Action Distribution Visualization¶

There are situations where it turns out to be extremely useful to watch the evolution of an agent’s sampling behaviour throughout the training process. Looking at the action sampling distribution often provides a first intuition about the agent’s behaviour without the need to look at individual rollouts.

However, most importantly it is a great debugging tool immediately revealing if:

• the weights of the policy collapsed during training (e.g., the agent starts sampling always the same actions even though this does not make sense for the environment at hand).

• observations are properly normalized and the weights of the policy are initialized accordingly to result in a healthy initial sampling behaviour of the untrained model (e.g., each discrete action is taken a similar number of times when starting training).

• biasing the weights of the policy output layer results in the expected sampling behaviour (e.g., initially sampling an action twice as often as the remaining ones).

• the agents actually starts learning (i.e., the sampling distributions changes throughout the training epochs).

To activate action logging you only have to add the MazeEnvMonitoringWrapper to your environment wrapper stack in your yaml config:

# @package wrappers
maze.core.wrappers.monitoring_wrapper.MazeEnvMonitoringWrapper:
observation_logging: false
action_logging: true
reward_logging: false


Action sampling distributions are then visualized on a per-epoch basis in the IMAGES tab of Tensorboard. By using the slider above the images you can step through the training epochs and see how the sampling distribution evolves over time.

Discrete and Multi Binary Actions¶

Each action space has a dedicated visualization assigned. Discrete and multi-binary action spaces are visualized via histograms. The example below shows an action sampling distribution for the discrete version of LunarLander-v2. The indices on the x-axis correspond to the available actions:

• Action $$a_0$$ - do nothing

• Action $$a_1$$ - fire left orientation engine

• Action $$a_2$$ - fire main engine

• Action $$a_3$$ - fire right orientation engine

We can see that action $$a_2$$ (fire main engine) is taken most often, which is reasonable for this environment.

Continuous Actions¶

Continuous actions (Box spaces) are visualized via violin plots.

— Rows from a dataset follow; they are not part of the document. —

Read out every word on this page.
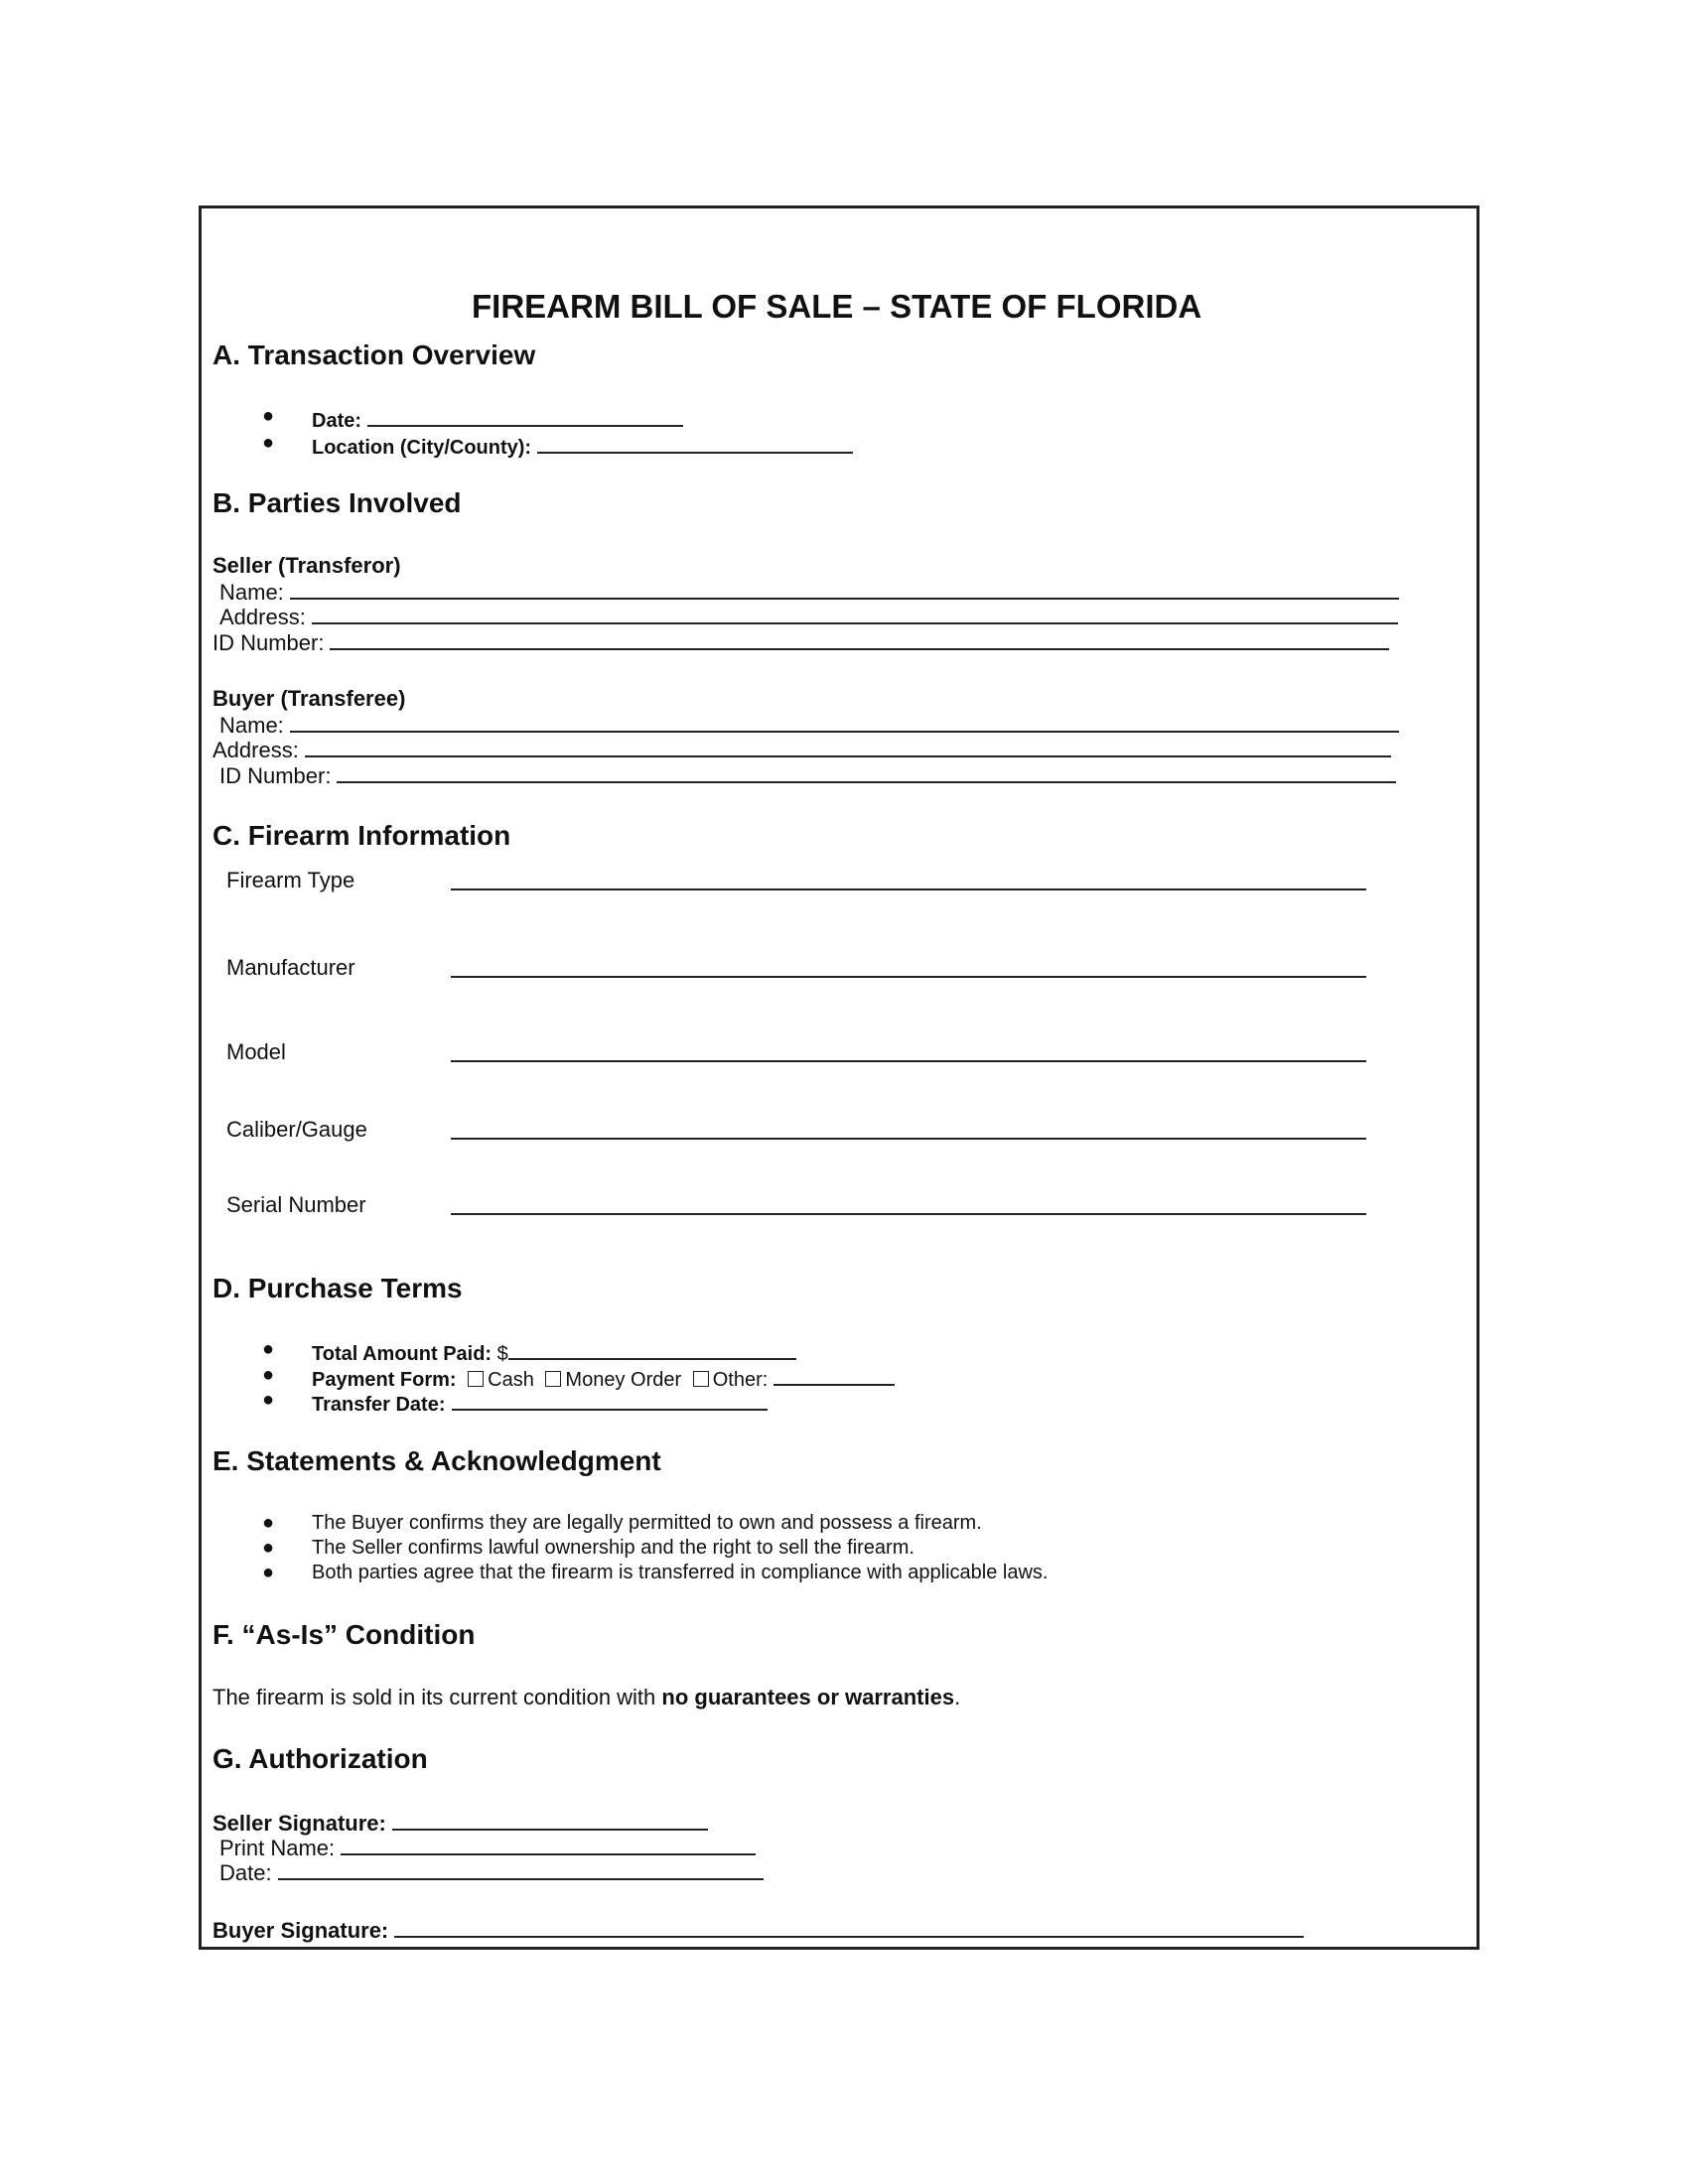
FIREARM BILL OF SALE – STATE OF FLORIDA
A. Transaction Overview
● Date:
● Location (City/County):
B. Parties Involved
Seller (Transferor)
Name:
Address:
ID Number:
Buyer (Transferee)
Name:
Address:
ID Number:
C. Firearm Information
Firearm Type
Manufacturer
Model
Caliber/Gauge
Serial Number
D. Purchase Terms
● Total Amount Paid: $
● Payment Form: Cash Money Order Other:
● Transfer Date:
E. Statements & Acknowledgment
● The Buyer confirms they are legally permitted to own and possess a firearm.
● The Seller confirms lawful ownership and the right to sell the firearm.
● Both parties agree that the firearm is transferred in compliance with applicable laws.
F. “As-Is” Condition
The firearm is sold in its current condition with no guarantees or warranties.
G. Authorization
Seller Signature:
Print Name:
Date:
Buyer Signature:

The example below shows an action sampling distribution for LunarLanderContinuous-v2. The indices on the x-axis correspond to the available actions:

• Action $$a_1$$ - controls the main engine:

• $$a_1 \in [-1, 0]$$: off

• $$a_1 \in (0, 1]$$ throttle from 50% to 100% power (can’t work with less than 50%).

• Action $$a_2$$ - controls the orientation engines:

• $$a_2 \in [-1.0, -0.5]$$: fire left engine

• $$a_2 \in [0.5, 1.0]$$: fire right engine

• $$a_2 \in (-0.5, 0.5)$$: off

For the first action, corresponding to the main engine, values closer to 1.0 are sampled more often which is similar to the discrete case above.